Micronutrients in plants

There are mainly six nos. of essential plant nutrient elements defined as micronutrients in plants. Those are: boron (B), zinc (Zn), manganese (Mn), copper (Cu), molybdenum (Mo), chlorine (Cl)]. They constitute in total less than 1% of the dry weight of most plants. Let us, we have some brief discussion about them:

Chlorine as Micronutrients in plants

Chlorine is absorbed as Cl - ion and possibly remains in this form without becoming a structural part of organic molecules. It helps in keeping anion-cation balance in cells and is essential for oxygen evolution in photosynthesis.
Chlorine deficiency symptoms include wilted leaves, which may ultimately attain a bronze color, and stunted roots thickened near the tips.

Manganese as Micronutrients in plants

As a bivalent manganous ions Manganese is absorbed largely. It is known to activate many enzymes involved in fatty acid synthesis and nitrate reduction, nucleic acid formation and the enzymes of the Kreb's cycle that decarboxylate and oxidise iso-citric acid. It is directly involved in photosynthesis reaction in which water is broken and oxygen is released.
Manganese as Micronutrients in plants, by deficiency of which is characterized by the appearance of chlorotic and necrotic spots in interveinal region of the leaf. Its deficiency also has a marked effect on chloroplasts which lose chlorophyll and starch grains, turn yellow-green in color and finally disintegrate.

Zinc as Micronutrients in plants

Plants use zinc in the form of Zn++ which are adsorbed to the soil surface and no organic matters in transferrable form. Zinc activates several enzymes, especially carboxylases, carbonic anhydrase, and dehydrogenases. It is also involved in biosynthesis of the plant auxin, indole-3- acetic acid. Moreover, zinc also plays an important role in protein synthesis.
The first sign of zinc deficiency appears in the form of interveinal chlorosis of mature leaves, starting at tips and margins. In severe zinc deficiency, leaves become smaller and internodes are shortened, resulting in stunted growth of the plant. The most easily recognized symptom of zinc deficiency is distorted appearance of leaves.

Boron as Micronutrients in plants

Boron is largely absorbed from soil in the form of soluble borate and tetra-borate ions. It is intricate in protein synthesis, nitrogen, calcium and potassium metabolism and carbohydrate conveyance within the plant. It also plays an important role in cellular differentiation and growth, fertilization, active salt absorption, hormone metabolism, fat metabolism, water relations and photosynthesis.
Symptom of boron deficiency is the death of the shoot tip. Leaves develop a thick coppery texture and sometimes curl and become quite brittle and roots are stunted. A general disintegration of internal tissue results in deviations such as heart rot of sugar beet, internal cork formation in apples, brown heart of turnips and rolling of leaves in potatoes.

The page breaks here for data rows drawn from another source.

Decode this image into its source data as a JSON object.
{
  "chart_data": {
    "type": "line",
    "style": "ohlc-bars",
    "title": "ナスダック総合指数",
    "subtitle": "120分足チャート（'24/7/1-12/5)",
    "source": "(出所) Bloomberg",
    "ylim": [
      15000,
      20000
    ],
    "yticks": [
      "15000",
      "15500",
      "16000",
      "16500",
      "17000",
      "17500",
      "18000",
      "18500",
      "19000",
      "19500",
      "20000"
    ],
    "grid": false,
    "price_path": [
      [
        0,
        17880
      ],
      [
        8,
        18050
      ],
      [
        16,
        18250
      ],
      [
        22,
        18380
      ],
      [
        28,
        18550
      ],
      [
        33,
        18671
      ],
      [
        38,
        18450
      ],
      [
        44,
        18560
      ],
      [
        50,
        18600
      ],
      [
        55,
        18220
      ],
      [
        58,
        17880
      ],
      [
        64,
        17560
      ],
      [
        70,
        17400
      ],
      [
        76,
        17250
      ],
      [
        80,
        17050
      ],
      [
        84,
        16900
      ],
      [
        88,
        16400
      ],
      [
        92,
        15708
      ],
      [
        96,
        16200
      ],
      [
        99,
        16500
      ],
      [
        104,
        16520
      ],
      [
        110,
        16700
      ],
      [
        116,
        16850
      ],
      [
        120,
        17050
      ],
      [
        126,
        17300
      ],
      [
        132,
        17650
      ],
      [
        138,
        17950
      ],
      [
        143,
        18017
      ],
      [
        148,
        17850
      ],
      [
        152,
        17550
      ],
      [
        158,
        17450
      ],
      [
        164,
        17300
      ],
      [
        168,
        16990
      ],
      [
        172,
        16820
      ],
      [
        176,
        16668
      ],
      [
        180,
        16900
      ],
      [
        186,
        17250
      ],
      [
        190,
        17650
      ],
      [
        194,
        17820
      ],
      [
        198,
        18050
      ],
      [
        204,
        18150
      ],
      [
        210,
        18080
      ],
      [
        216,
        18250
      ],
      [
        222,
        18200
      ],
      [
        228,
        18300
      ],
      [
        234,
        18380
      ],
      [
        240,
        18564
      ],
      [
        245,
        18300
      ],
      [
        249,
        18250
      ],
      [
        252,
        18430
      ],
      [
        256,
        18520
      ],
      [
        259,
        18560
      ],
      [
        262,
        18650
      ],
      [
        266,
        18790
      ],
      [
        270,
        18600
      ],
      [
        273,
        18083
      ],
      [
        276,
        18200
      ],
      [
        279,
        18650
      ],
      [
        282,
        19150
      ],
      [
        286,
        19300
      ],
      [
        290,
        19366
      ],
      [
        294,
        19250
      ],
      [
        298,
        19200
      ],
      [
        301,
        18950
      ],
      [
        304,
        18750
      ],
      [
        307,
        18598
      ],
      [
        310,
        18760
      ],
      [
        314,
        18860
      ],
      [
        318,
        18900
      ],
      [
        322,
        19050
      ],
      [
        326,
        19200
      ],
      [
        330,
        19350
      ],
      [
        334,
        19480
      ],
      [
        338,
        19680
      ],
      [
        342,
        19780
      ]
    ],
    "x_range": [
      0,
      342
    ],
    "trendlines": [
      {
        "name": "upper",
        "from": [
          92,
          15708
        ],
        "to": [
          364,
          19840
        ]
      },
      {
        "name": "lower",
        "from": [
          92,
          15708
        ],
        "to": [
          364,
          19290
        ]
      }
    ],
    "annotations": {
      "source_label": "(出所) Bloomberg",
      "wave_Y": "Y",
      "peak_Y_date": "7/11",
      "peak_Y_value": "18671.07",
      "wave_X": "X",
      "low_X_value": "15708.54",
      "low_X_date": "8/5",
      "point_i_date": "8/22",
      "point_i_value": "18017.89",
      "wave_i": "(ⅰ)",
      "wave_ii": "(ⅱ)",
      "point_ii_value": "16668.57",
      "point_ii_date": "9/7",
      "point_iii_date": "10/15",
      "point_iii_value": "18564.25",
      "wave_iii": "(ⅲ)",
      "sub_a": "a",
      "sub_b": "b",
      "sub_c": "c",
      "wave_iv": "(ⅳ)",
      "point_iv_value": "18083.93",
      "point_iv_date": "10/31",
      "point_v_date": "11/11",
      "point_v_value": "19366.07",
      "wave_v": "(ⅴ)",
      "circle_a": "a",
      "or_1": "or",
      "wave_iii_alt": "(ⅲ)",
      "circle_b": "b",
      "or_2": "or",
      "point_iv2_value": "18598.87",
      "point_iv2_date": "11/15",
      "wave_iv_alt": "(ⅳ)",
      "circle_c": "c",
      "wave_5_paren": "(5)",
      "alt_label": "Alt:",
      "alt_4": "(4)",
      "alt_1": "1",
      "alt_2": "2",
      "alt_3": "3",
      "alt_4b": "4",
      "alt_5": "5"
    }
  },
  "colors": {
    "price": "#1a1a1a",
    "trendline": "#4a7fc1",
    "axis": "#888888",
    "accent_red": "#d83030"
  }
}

Molybdenum as Micronutrients in plants

Molybdenum occurs to a large extent in soils in the form of molybdate ion and is active in hexavalent state. It occurs in the soil as three forms—dissolved, exchangeable and non-exchangeable. It plays an important role in gaseous nitrogen fixation and nitrogen metabolism.
The first noticeable symptom of molybdenum deficiency is chlorotic interveinal mottling of lower leaves. It is followed by marginal necrosis and in-folding of leaves, and under more severe condition, mottled areas may become necrotic.

Copper as Micronutrients in plants

Copper is mostly absorbed by plants as cupric or cuprous ions. Copper undergoes alternate oxidation and reduction as it acts as an electron carrier and part of certain enzymes like phenolases, laccase and ascorbic acid oxidases. It is an essential part of plasto-cyanin and polyphenol oxidase. It may also play catalytic role in nitrogen obsession.
Copper deficiency reasons necrosis of the tips of young leaves that proceeds along the margins and gives the leaf a withered appearance under more severe conditions. Leaves may be eventually lost and the whole plant appears wilted. Copper deficiency also leads to interference in respiratory activities. Withering of tips of young leaves of oats/citrus is common visual copper deficiency symptom.